Issues with the use of facial recognition technologies in India

  • Violation of the right to privacy: The right to privacy was recognized as a fundamental right, included under the right to life and liberty by the Supreme Court of India in 2017.
  • Absence of legal framework: Without a law in place to regulate data collection and to act as an oversight mechanism, valid concerns about privacy and other rights violations continue to arise.
  • High Infrastructural Costs: Technologies like Artificial Intelligence and Big Data are costly to implement. The size of stored information is extremely large and requires huge network & data storage facilities, which are currently not available in India.
  • Image Collection: The sources from which images will be collected to create a repository/database need to be known.
  • The concern of Data Leakage: In today’s world of cybercrime, it is important to put appropriate safeguards in place in order to ensure the integrity of the repository/database, so that it doesn’t leak out the information and is not privatized or monetized.
  • Required Expertise: Experts are needed to verify and authenticate data collected before storing them who should be provided proper training to protect & avoid abuse and misuse of the collected data & database.
  • Reliability & Authenticity: As the data collected may be used in the court of law during the course of a criminal trial, the reliability and the admissibility of the data along with standards and procedures followed would be taken into consideration. Hence, the authenticity of the data is crucial.
  • Huge amounts of public money are being spent on these technologies with no evidence of their effectiveness, further squandering precious public funds.

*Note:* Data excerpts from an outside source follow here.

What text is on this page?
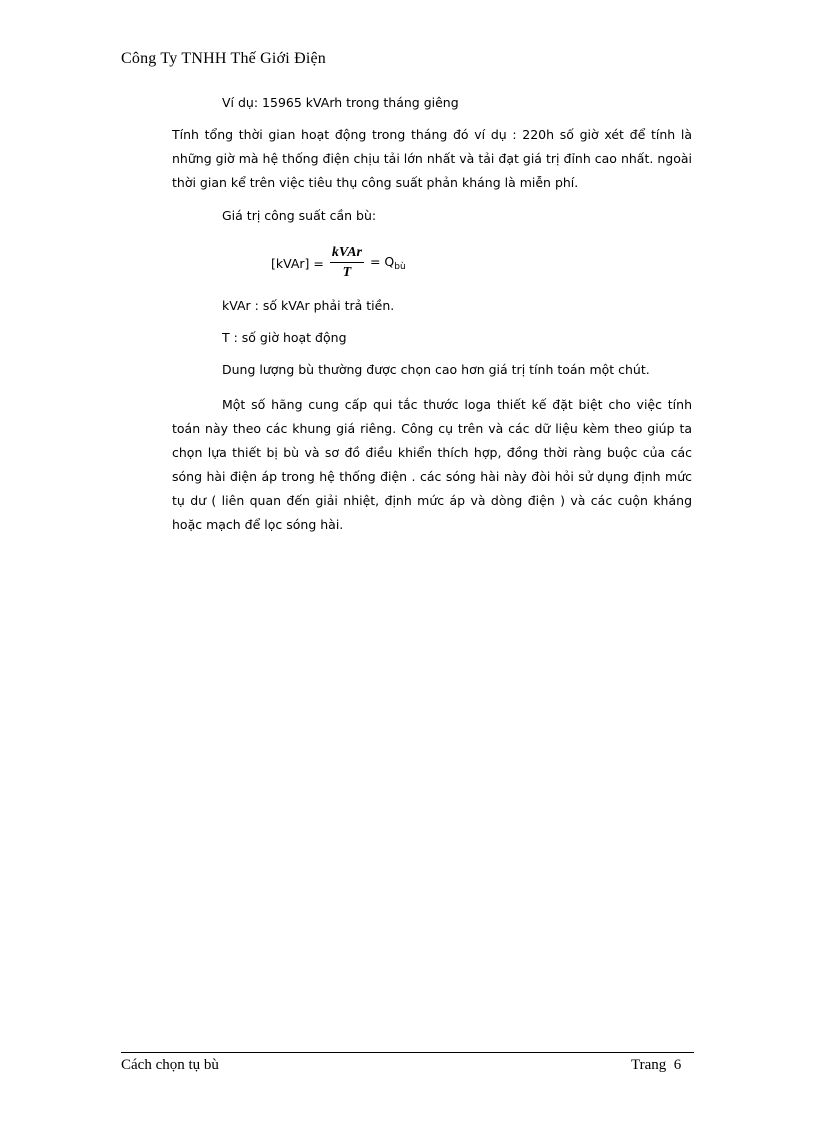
Công Ty TNHH Thế Giới Điện
Ví dụ: 15965 kVArh trong tháng giêng
Tính tổng thời gian hoạt động trong tháng đó ví dụ : 220h số giờ xét để tính là những giờ mà hệ thống điện chịu tải lớn nhất và tải đạt giá trị đỉnh cao nhất. ngoài thời gian kể trên việc tiêu thụ công suất phản kháng là miễn phí.
Giá trị công suất cần bù:
[kVAr] = $\frac{\text{kVAr}}{T} = Q_{bù}$
kVAr : số kVAr phải trả tiền.
T : số giờ hoạt động
Dung lượng bù thường được chọn cao hơn giá trị tính toán một chút.
Một số hãng cung cấp qui tắc thước loga thiết kế đặt biệt cho việc tính toán này theo các khung giá riêng. Công cụ trên và các dữ liệu kèm theo giúp ta chọn lựa thiết bị bù và sơ đồ điều khiển thích hợp, đồng thời ràng buộc của các sóng hài điện áp trong hệ thống điện . các sóng hài này đòi hỏi sử dụng định mức tụ dư ( liên quan đến giải nhiệt, định mức áp và dòng điện ) và các cuộn kháng hoặc mạch để lọc sóng hài.
Cách chọn tụ bù	Trang  6
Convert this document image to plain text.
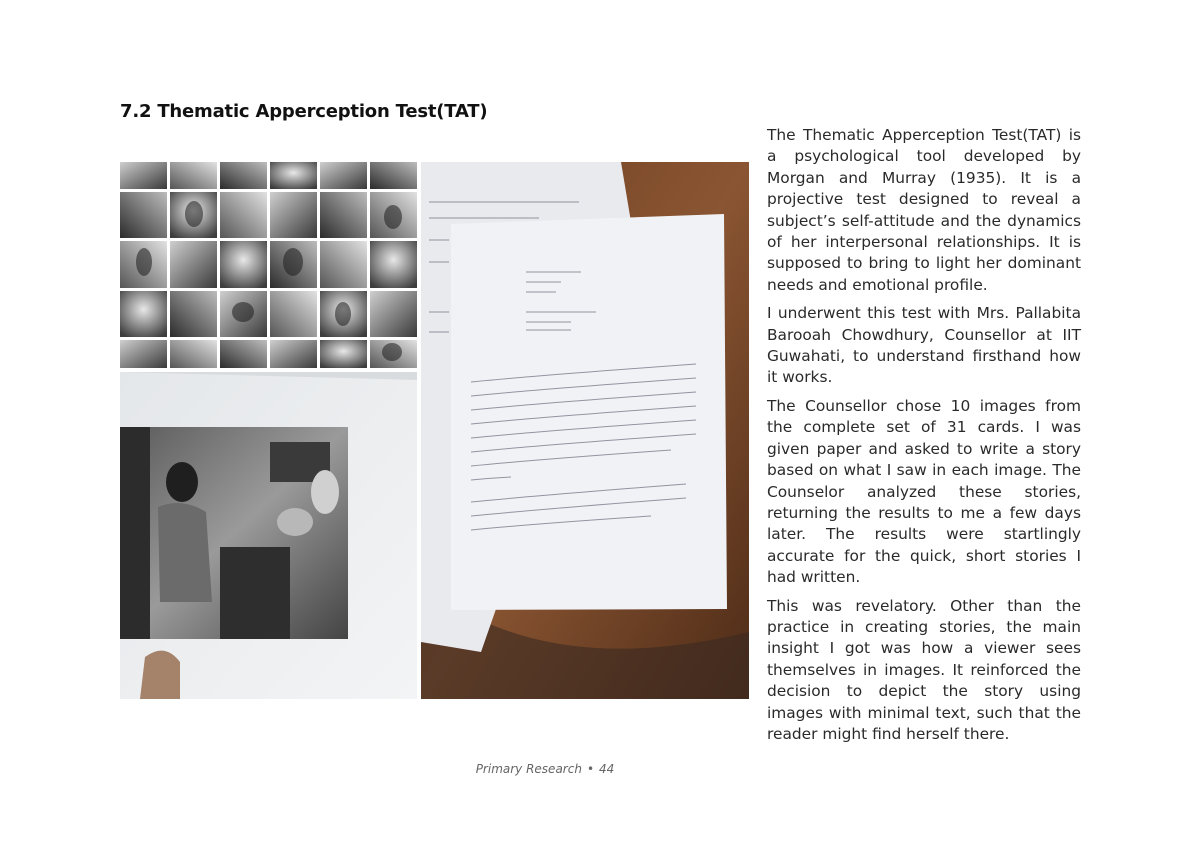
7.2 Thematic Apperception Test(TAT)

The Thematic Apperception Test(TAT) is a psychological tool developed by Morgan and Murray (1935). It is a projective test designed to reveal a subject’s self-attitude and the dynamics of her interpersonal relationships. It is supposed to bring to light her dominant needs and emotional profile.

I underwent this test with Mrs. Pallabita Barooah Chowdhury, Counsellor at IIT Guwahati, to understand firsthand how it works.

The Counsellor chose 10 images from the complete set of 31 cards. I was given paper and asked to write a story based on what I saw in each image. The Counselor analyzed these stories, returning the results to me a few days later. The results were startlingly accurate for the quick, short stories I had written.

This was revelatory. Other than the practice in creating stories, the main insight I got was how a viewer sees themselves in images. It reinforced the decision to depict the story using images with minimal text, such that the reader might find herself there.

Primary Research • 44
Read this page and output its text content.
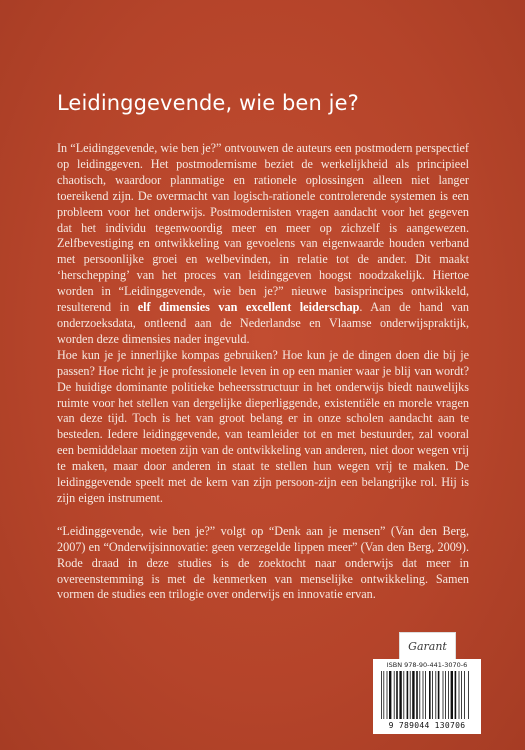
Leidinggevende, wie ben je?

In “Leidinggevende, wie ben je?” ontvouwen de auteurs een postmodern perspectief op leidinggeven. Het postmodernisme beziet de werkelijkheid als principieel chaotisch, waardoor planmatige en rationele oplossingen alleen niet langer toereikend zijn. De overmacht van logisch-rationele controlerende systemen is een probleem voor het onderwijs. Postmodernisten vragen aandacht voor het gegeven dat het individu tegenwoordig meer en meer op zichzelf is aangewezen. Zelfbevestiging en ontwikkeling van gevoelens van eigenwaarde houden verband met persoonlijke groei en welbevinden, in relatie tot de ander. Dit maakt ‘herschepping’ van het proces van leidinggeven hoogst noodzakelijk. Hiertoe worden in “Leidinggevende, wie ben je?” nieuwe basisprincipes ontwikkeld, resulterend in elf dimensies van excellent leiderschap. Aan de hand van onderzoeksdata, ontleend aan de Nederlandse en Vlaamse onderwijspraktijk, worden deze dimensies nader ingevuld.

Hoe kun je je innerlijke kompas gebruiken? Hoe kun je de dingen doen die bij je passen? Hoe richt je je professionele leven in op een manier waar je blij van wordt? De huidige dominante politieke beheersstructuur in het onderwijs biedt nauwelijks ruimte voor het stellen van dergelijke dieperliggende, existentiële en morele vragen van deze tijd. Toch is het van groot belang er in onze scholen aandacht aan te besteden. Iedere leidinggevende, van teamleider tot en met bestuurder, zal vooral een bemiddelaar moeten zijn van de ontwikkeling van anderen, niet door wegen vrij te maken, maar door anderen in staat te stellen hun wegen vrij te maken. De leidinggevende speelt met de kern van zijn persoon-zijn een belangrijke rol. Hij is zijn eigen instrument.

“Leidinggevende, wie ben je?” volgt op “Denk aan je mensen” (Van den Berg, 2007) en “Onderwijsinnovatie: geen verzegelde lippen meer” (Van den Berg, 2009). Rode draad in deze studies is de zoektocht naar onderwijs dat meer in overeenstemming is met de kenmerken van menselijke ontwikkeling. Samen vormen de studies een trilogie over onderwijs en innovatie ervan.

Garant
ISBN 978-90-441-3070-6
9 789044 130706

The National Automated Facial Recognition System

  • To empower the Indian police with information technology, India approved the implementation of the National Automated Facial Recognition System (NAFRS).
  • On its implementation, it will function as a national-level search platform that will use facial recognition technology.
  • It will help to facilitate investigation of crime or for identifying a person of interest regardless of face mask, makeup, plastic surgery, beard, or hair extension.

Way Forward

  • Save the time of police: This is a compare and contrast tool meant for identification based on existing information. The process of identification can be accelerated by its use.
  • Proper Legal safeguards are a must: With proper safeguards, this technology is much needed for India. Having the biggest IT workforce in the world, state-of-the-art technology can act as a game-changer for India.
  • Need to learn from Global examples: Police departments in London are under pressure to put a complete end to the use of facial recognition systems following evidence of discrimination and inefficiency.
    • Hence, it is necessary to make use of such technology, but it cannot act as the silver bullet for all the police reforms that we need.

Conclusion

Government programs such as Safe City, Smart City, and the Nirbhaya Fund have been utilized to bankroll these projects — yet the human rights violations that occur as a result of their use far outweigh any purported benefit that these technologies claim to provide.